The primary endpoint of the study was overall survival (OS), secondary The endpoints to be studied include progression-free survival (PFS), objective response rate (ORR), duration of response (DoR), disease control rate (DCR), and safety
.
A total of 462 subjects were enrolled in the study, who were randomized 1:1 to receive SHR-1316 injection or placebo combined with etoposide and carboplatin, administered once every 3 weeks for 4-6 cycles After combination therapy, enter SHR-1316 injection or placebo maintenance therapy until disease progression, unacceptable toxicity, or other conditions that require discontinuation of therapy
.
According to the Insight database, Hengrui's SHR-1316 project has entered the Phase 3 clinical stage as early as 2018
.
At present, Hengrui has launched 11 clinical trials for SHR-1316 in China
Phase III clinical trials for SHR-1316 registration
From Insight database (http://db.
dxy.
cn/v5/home/)
According to Hengrui's official information, as of October 27 last year, the accumulated R&D expenses of SHR-1316 related projects were about 218.
37 million yuan
.
At present, five PD-L1 mAbs have been approved for marketing worldwide, including AstraZeneca's durvalizumab (Imfinzi), Roche's atezolizumab (Tecentriq), Merck/Pfizer's Avelumab (Bavencio), as well as two domestic PD-L1 mAbs that have just been approved at the end of 2021, Corning Jereh/Sidedi's nvolumab and CStone's sugelimab
.
According to public data, the total global sales of the first three PD-L1 models in 2020 are about 5.
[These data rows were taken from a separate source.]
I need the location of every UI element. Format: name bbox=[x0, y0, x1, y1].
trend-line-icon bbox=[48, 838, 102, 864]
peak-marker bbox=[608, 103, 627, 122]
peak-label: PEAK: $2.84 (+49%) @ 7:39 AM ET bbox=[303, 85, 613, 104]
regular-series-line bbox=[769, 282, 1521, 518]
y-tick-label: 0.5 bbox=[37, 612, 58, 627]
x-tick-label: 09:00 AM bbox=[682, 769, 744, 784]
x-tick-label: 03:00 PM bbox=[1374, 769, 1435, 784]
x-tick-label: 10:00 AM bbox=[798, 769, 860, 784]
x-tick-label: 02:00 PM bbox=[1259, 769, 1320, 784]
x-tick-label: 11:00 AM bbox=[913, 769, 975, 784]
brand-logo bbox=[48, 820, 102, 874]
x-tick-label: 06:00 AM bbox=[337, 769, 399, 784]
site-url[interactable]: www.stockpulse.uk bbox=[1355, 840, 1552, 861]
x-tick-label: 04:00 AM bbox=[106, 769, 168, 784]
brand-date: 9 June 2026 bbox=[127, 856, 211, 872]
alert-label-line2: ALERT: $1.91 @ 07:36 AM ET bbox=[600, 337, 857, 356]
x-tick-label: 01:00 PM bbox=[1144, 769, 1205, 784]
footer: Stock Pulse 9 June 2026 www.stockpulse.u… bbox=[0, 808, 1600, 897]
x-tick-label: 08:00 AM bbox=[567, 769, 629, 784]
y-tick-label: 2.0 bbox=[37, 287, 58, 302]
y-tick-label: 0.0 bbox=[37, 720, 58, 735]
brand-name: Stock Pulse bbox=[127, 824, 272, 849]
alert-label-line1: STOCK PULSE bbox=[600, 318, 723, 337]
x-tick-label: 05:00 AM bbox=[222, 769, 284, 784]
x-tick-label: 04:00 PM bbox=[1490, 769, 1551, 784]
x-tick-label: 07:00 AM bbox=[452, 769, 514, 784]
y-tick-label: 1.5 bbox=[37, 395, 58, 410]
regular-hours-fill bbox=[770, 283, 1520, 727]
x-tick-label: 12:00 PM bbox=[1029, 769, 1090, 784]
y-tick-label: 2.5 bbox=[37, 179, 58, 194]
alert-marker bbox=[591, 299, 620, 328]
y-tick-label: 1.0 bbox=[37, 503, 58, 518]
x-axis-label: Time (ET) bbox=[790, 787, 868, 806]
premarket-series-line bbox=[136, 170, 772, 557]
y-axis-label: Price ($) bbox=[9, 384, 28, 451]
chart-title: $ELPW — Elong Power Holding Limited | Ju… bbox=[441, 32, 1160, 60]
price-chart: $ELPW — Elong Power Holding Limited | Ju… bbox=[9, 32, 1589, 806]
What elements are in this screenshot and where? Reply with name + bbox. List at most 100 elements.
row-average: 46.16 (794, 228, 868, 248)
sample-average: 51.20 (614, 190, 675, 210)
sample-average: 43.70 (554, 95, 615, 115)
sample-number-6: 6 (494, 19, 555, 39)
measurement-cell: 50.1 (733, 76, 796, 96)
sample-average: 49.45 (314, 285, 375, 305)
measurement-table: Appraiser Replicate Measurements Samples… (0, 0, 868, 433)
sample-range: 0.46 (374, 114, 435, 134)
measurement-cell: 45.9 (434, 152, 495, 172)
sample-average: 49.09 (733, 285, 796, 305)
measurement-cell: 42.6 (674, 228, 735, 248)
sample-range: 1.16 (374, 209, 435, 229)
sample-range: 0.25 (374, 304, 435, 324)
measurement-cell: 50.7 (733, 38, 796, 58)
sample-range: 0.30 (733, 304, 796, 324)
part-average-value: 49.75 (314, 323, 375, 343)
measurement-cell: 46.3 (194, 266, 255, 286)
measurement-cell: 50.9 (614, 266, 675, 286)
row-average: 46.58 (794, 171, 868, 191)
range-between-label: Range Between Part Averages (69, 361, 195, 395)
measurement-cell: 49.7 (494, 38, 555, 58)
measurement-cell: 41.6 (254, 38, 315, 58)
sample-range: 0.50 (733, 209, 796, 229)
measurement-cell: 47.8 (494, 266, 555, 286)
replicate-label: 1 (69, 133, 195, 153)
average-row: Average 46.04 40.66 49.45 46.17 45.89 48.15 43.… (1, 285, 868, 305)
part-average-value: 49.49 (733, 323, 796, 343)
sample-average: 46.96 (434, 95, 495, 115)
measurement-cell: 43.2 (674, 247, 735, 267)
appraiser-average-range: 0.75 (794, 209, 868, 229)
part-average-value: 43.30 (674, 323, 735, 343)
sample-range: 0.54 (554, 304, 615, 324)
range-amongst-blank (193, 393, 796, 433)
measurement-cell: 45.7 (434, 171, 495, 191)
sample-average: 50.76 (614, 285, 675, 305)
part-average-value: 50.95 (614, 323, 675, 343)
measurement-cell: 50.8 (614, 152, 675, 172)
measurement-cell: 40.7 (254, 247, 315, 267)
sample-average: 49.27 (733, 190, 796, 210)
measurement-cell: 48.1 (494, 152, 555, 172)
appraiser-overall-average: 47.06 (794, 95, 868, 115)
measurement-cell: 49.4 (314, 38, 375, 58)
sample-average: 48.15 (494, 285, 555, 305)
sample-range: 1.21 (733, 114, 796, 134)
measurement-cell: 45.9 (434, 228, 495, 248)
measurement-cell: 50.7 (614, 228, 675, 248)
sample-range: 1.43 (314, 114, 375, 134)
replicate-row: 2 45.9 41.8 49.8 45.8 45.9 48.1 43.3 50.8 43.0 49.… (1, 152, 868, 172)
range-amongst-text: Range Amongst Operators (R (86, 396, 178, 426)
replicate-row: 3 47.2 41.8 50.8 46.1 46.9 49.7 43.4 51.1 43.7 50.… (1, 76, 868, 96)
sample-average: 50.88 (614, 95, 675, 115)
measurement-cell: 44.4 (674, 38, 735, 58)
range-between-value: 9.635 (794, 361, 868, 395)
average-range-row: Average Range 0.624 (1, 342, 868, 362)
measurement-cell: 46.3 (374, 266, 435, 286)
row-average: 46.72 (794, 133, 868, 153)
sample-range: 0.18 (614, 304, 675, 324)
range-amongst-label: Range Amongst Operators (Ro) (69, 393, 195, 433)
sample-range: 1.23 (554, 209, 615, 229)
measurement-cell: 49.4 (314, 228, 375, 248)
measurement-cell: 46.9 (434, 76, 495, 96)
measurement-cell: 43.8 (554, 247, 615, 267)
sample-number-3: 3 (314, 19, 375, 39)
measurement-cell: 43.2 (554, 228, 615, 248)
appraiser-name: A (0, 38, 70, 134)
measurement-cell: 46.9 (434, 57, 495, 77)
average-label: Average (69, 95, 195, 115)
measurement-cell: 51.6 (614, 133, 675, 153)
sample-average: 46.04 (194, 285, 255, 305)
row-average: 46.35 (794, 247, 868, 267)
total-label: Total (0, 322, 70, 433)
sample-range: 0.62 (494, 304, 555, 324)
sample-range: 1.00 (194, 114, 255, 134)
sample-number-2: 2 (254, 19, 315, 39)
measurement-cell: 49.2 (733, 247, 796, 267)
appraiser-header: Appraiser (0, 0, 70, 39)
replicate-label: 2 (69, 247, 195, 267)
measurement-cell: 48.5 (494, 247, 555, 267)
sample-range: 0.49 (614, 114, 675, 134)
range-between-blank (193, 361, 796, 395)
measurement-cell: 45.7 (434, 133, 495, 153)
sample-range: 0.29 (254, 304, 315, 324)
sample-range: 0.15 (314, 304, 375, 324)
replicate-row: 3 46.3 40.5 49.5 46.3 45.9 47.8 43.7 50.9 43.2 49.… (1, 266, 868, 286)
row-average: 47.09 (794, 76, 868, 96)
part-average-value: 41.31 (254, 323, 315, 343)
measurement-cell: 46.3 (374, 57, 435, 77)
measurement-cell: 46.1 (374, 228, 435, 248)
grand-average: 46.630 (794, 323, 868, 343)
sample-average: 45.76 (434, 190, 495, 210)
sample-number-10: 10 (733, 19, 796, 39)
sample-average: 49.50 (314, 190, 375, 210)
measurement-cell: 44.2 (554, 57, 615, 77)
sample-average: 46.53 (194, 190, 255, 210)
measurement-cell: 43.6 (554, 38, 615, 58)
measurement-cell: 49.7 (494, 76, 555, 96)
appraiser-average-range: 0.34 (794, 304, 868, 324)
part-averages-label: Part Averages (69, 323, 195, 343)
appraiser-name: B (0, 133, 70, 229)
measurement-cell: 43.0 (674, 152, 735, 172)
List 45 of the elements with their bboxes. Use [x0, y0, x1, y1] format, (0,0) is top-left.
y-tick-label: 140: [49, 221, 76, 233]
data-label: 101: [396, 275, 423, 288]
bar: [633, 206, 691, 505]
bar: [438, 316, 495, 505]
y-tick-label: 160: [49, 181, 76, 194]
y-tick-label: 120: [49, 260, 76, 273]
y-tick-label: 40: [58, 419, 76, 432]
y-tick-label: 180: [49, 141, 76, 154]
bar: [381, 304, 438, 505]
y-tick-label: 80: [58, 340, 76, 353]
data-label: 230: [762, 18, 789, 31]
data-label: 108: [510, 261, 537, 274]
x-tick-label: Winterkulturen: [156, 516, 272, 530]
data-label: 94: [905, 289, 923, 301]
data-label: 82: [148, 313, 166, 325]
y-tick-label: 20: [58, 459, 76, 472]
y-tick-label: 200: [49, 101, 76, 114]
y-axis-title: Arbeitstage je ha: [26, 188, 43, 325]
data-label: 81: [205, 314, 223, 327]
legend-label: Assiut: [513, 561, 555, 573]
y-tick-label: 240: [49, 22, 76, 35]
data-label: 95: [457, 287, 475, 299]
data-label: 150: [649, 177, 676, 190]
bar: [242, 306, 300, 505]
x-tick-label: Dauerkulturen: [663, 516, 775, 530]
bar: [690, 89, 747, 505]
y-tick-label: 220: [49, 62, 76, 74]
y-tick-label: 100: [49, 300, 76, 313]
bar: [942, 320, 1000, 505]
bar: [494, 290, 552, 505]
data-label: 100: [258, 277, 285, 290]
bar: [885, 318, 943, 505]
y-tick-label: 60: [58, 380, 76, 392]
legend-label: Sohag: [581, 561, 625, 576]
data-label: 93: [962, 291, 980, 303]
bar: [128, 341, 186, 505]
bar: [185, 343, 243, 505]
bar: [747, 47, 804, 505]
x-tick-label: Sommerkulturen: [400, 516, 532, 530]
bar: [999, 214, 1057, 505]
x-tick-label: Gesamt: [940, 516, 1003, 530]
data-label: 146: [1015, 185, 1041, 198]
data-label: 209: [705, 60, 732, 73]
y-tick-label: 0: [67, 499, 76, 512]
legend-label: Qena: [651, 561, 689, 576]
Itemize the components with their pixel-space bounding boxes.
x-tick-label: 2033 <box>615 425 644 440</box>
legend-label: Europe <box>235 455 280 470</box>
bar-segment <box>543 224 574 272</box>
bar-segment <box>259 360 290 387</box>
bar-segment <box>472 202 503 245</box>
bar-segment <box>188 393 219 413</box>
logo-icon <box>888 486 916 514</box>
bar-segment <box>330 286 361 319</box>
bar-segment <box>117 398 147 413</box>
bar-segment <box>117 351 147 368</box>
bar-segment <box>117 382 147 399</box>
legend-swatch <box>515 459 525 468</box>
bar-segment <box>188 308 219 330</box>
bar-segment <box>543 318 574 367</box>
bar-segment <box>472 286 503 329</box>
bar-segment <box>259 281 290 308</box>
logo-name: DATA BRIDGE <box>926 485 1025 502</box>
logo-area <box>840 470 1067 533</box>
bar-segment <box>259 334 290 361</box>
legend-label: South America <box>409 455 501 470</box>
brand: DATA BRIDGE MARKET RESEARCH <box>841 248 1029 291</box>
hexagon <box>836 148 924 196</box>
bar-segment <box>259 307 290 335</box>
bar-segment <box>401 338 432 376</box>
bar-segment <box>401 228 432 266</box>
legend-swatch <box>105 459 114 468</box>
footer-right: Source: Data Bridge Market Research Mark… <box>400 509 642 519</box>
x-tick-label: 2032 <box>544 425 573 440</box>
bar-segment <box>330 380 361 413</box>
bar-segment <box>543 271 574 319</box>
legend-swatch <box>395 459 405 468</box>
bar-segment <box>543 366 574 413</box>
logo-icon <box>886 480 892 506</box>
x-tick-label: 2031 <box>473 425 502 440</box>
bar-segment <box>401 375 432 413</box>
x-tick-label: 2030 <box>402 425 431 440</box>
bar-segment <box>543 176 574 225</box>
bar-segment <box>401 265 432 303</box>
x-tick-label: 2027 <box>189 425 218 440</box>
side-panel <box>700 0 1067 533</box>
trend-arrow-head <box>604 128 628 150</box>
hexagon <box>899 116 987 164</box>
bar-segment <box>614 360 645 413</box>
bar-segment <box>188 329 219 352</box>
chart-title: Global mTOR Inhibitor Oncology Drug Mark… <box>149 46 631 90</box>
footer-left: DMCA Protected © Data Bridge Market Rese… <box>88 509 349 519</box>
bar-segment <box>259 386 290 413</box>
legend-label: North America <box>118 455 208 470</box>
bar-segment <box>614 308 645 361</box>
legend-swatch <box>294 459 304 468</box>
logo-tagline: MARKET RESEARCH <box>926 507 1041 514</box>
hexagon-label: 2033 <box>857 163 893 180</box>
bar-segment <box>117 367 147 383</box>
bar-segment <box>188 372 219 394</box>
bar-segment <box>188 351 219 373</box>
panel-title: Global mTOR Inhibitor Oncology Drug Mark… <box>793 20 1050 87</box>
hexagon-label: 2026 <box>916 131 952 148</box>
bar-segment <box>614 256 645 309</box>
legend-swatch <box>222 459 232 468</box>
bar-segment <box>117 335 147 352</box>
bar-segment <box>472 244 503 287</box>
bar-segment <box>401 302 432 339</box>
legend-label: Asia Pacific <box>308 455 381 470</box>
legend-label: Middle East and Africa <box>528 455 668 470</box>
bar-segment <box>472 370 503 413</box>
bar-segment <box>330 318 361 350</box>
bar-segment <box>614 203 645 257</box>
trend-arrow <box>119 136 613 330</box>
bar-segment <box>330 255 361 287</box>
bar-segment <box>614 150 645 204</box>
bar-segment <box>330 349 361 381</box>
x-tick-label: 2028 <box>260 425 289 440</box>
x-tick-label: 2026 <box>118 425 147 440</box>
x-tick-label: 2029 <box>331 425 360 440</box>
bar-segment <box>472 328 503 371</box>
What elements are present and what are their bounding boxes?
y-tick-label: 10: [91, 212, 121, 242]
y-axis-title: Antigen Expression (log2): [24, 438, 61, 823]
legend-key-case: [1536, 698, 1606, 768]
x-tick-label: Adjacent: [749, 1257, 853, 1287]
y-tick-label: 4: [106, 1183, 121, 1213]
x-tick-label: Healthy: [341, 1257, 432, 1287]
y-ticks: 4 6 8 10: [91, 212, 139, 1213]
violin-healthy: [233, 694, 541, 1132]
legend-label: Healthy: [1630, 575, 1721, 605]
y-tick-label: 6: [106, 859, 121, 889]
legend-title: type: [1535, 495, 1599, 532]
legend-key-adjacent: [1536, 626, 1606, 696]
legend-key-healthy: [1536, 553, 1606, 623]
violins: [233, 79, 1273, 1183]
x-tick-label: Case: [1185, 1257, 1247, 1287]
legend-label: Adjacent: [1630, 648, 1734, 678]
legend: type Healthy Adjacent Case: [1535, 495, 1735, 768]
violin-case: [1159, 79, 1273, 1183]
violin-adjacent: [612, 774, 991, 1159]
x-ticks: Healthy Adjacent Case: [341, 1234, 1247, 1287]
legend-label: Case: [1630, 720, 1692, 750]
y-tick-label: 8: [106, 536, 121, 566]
In China, although PD-L1 is less competitive than PD-1, it will gradually enter an outbreak period from 2021
.
In a short period of time, the first echelon of nvolimab and sugelimab have been approved successively, followed by Li's pharmaceutical company's first injection of limumab and Kelun Pharmaceutical's tetlimumab.
According to statistics, in the Phase 3 clinical stage, Chia Tai Tianqing's TQB2450 and Zhixiang Jintai's GR1405 are expected to launch a sprint to the market
.
Chia Tai Tianqing TQB2450 has also launched two head-to-head Phase 3 clinical trials in combination with Anlotinib in 2021, comparing the K drug pembrolizumab and BeiGene's tislelizumab
Domestic PD-L1 mAb with rapid progress
Insight database sorting (Insight medical intelligence assistant)
Today, PD-L1 mAbs have gradually demonstrated their therapeutic potential in areas where PD-1 has not broken through
.
Recently, AstraZeneca PD-L1 achieved the first OS breakthrough in immunotherapy for first-line cholangiocarcinoma, and Roche PD-L1 became the first immunotherapy approved for adjuvant treatment of NSCLC.